A reação imediata é a segunda resposta instintiva.  A máxima popular: o ataque como a melhor defesa. Pagar o mal com o mal. Esse tipo de resposta não tira de fato a realidade do mal, ao contrário, multiplica-o, porque agora a fonte não está apenas no outro, mas também em nós mesmos. A violência, a fábrica de dor do outro, alcançou seu propósito mais profundo: também nos levou a ser violentos e a odiar.

Quando olho para vida de Jesus, percebo que Ele não segue as nossas estradas:  a de fugir diante do mal, reconhecendo que este é mais forte e que não há nada a fazer; ou a de responder ao mal com dureza e violência, deixando-se dominar por ele.

O caminho trilhado por Jesus é responder ao mal com uma maior capacidade de amar, com a escolha de sofrer em vez de fazer sofrer.

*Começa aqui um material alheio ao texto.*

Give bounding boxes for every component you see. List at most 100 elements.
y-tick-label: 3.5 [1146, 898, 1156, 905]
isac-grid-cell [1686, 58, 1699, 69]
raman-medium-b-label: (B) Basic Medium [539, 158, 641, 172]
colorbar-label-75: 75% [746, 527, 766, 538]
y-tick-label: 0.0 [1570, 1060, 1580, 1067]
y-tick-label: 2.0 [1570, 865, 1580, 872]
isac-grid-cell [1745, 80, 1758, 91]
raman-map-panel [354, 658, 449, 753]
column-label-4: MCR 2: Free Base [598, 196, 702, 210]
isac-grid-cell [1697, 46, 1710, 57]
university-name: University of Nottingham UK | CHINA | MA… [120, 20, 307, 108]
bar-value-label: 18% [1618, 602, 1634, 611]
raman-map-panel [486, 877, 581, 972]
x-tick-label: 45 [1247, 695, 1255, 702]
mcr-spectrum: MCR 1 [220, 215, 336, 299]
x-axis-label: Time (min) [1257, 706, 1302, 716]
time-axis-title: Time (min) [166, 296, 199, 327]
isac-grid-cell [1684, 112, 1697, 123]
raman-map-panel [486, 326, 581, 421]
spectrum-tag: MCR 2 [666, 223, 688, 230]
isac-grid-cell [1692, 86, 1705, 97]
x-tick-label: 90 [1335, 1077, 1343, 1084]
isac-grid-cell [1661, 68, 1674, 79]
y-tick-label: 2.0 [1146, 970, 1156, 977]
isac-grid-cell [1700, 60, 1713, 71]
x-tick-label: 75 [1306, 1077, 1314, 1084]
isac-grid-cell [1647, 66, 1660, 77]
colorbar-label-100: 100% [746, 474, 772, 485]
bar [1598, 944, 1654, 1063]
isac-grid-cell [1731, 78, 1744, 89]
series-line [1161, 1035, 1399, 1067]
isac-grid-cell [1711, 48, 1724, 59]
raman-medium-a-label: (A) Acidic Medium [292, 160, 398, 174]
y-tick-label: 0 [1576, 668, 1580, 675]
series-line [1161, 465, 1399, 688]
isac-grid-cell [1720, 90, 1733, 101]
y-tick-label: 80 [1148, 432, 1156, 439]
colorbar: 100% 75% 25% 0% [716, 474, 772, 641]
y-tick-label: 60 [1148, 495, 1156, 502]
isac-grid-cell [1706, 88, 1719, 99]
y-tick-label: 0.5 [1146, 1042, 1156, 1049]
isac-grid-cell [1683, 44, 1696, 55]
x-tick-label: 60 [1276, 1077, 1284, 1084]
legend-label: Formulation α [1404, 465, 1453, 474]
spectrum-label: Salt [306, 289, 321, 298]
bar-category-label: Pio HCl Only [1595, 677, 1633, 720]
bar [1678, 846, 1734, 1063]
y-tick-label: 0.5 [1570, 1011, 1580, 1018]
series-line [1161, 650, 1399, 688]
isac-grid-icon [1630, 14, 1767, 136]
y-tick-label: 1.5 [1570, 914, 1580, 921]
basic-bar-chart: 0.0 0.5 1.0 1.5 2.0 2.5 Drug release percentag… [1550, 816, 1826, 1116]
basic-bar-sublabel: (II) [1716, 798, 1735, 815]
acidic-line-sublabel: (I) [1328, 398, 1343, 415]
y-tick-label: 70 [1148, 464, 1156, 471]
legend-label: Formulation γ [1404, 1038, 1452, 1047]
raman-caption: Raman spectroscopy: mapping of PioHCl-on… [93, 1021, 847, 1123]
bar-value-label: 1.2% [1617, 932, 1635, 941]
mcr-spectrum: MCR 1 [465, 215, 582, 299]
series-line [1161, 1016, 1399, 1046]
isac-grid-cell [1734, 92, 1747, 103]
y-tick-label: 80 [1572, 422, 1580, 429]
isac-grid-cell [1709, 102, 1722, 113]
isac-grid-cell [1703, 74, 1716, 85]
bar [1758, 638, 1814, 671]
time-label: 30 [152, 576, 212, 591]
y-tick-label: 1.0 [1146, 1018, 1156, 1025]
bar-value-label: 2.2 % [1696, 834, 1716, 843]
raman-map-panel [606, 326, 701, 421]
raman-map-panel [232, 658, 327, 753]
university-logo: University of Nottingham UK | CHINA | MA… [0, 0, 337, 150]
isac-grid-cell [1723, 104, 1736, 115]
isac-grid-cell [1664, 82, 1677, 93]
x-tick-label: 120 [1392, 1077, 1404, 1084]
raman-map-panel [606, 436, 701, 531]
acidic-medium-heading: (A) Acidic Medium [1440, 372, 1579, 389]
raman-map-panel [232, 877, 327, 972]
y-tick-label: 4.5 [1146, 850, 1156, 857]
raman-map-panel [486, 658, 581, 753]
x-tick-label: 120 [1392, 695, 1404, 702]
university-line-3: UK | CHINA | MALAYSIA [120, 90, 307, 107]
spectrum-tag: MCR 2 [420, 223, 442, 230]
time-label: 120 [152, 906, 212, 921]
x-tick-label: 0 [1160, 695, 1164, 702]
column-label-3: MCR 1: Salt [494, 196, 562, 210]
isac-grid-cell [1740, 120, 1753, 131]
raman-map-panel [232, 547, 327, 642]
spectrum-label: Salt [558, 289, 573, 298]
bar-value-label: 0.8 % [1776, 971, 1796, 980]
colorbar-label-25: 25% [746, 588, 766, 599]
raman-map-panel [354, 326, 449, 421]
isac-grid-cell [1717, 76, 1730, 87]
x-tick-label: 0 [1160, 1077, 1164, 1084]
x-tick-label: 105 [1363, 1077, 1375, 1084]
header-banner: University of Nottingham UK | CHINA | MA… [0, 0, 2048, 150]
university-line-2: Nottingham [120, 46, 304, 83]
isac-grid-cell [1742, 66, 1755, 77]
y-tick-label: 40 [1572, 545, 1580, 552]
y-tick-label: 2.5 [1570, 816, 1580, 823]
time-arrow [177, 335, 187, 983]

É isso que, em Jesus, esvazia a força do mal.

Como sei que nem Ele escapou das dores, quando as minhas dores apertam, no silêncio dos meus gritos internos, peço apenas uma graça: que minhas dores não fabriquem dores naqueles e naquelas que convivem comigo.  Que eu rompa com a lógica de que os sofridos fazem sofrer.